Since I posted that I actually had Qwen explain how CC does compaction based on the leaks, and it's certainly a lot more involved than the FOSS agents I've used. So fair enough if that's important to you.
PattF@reddit
Try https://github.com/Opencode-DCP/opencode-dynamic-context-pruning with OpenCode. It works great for me.
captainmadness@reddit
Seeing the same issue with this model using llama.cpp in both Pi-agent and Hermes. Have yet to find an error or reason for it so far.
fyv8@reddit
Been seeing this a lot with 3.6 35B in opencode. If I just tell it to continue it always recovers. Sounds like others are hitting it enough with this model that it's more about the model than the harness.
wombweed@reddit
it can happen from tool calls using too much context. what is your context window set to?
DinoAmino@reddit
Since the length isn't being specified in the command args here vLLM will try to use the max ctx the model supports.
wombweed@reddit
Thanks didn’t know that about vllm
Top-Rub-4670@reddit
llama.cpp works the same way:
southpawgeek@reddit
Not sure if relevant, but this happens to me a lot with Qwen3.6 35B and Crush. Lots of "please continue" - I have context maxed out.
Evening_Ad6637@reddit
Oh with same setup (model and llamacpp and crush) it happened to me a lot as well. Very frustrating since I really like the aesthetics of crush.

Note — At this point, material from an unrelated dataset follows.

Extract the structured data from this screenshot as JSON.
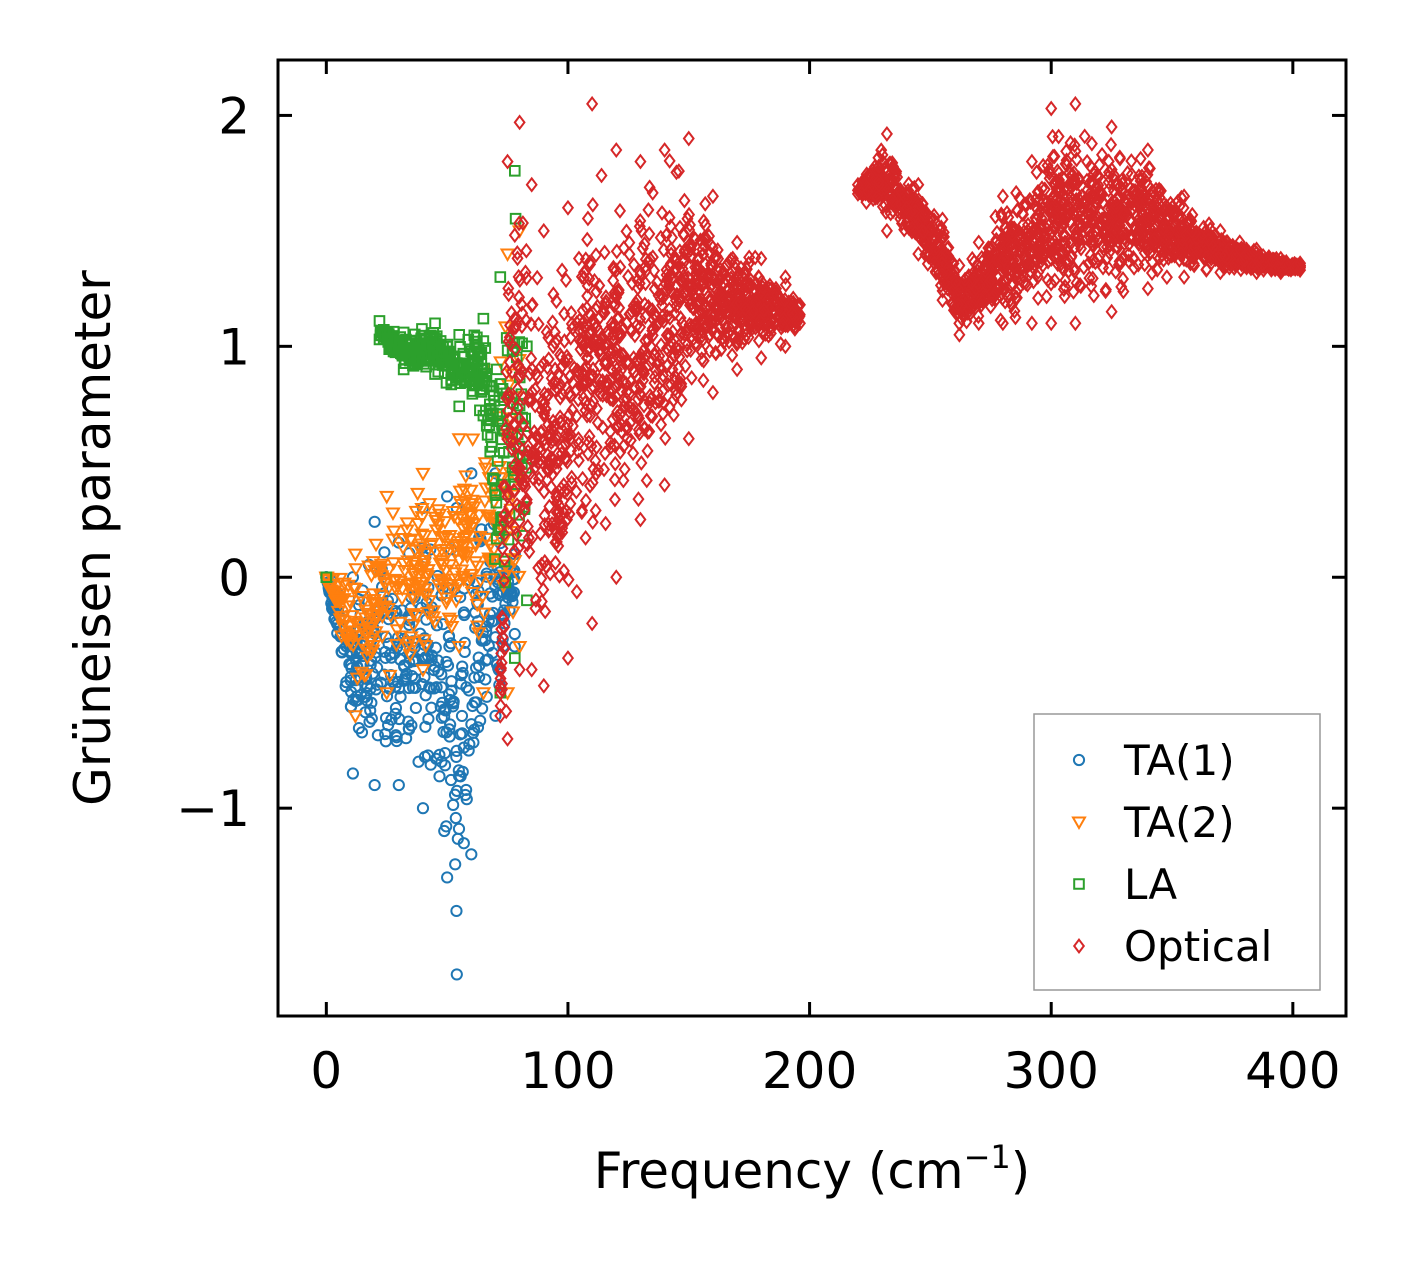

However, I had no problems so far with llamacpp + same qwen model with those harnesses: pi, little-coder, vibe
southpawgeek@reddit
I'll have to check those ones out - but yeah, I really like Crush so far aside from constantly poking Qwen with a stick
This_Maintenance_834@reddit
same here. i just ask “why stopped”, it will pick it up and continue to finish.
Ok-Measurement-1575@reddit
I'm using 35b bf16 in opencode without any obvious issues yet.
Just ran out of credit on opus, switched to opencode, added the feature first try.
rmhubbert@reddit
I've been seeing this in both Opencode and Cherry Studio using vllm nightly with Qwen/Qwen3.6-2.7B at full precision, so it isn't a quantisation issue. It is very annoying. Don't remember ever seeing it with 3.5. I was a little hasty in deleting 3.5, it seems.
Ill_Barber8709@reddit
I have the exact same issue in Claude Code, except I'm using LMStudio. With Qwen3.6 27b Q4K_X_M on a 32GB M2 Max and 64k context. At some point tool calls will simply fail, with macOS beeping from the Terminal and no error message.
I handle this by working on development phases. Once a phase is finished, I unload the model and quit Claude Code, then go back to the project and ask to go on with the next phase.
I'm not sure where the issue comes from, but so far my little trick seems to work fine (albeit very slowly)
audioen@reddit
You might need to use qwen3_coder as the tool call parser. At least that's what I have to do to make these work.
nunodonato@reddit
I use qwen3_coder and get the same problems from time to time
LA_rent_Aficionado@reddit
Pretty sure this is a known issue with Qwen3 on VLLM: https://github.com/vllm-project/vllm/pull/40783
it may be exacerbated by streaming and/or anthropic API
Bottom line is vllm chat template parsing is not at a state of ease of use/coverage/user-friendliness as llama.cpp
jedisct1@reddit
Try with Swival.
Elusive_Spoon@reddit
Question: how do you check for failed tool calls? Because I encountered similar behavior when connecting the 35B version to pi. Thought failed tool calls might be the reason, but haven't figured out how to check yet.
Ell2509@reddit
They are probably using llama.cpp and copying straight out of the server console.
ResponsibleTruck4717@reddit
it happens to me as well with opencode.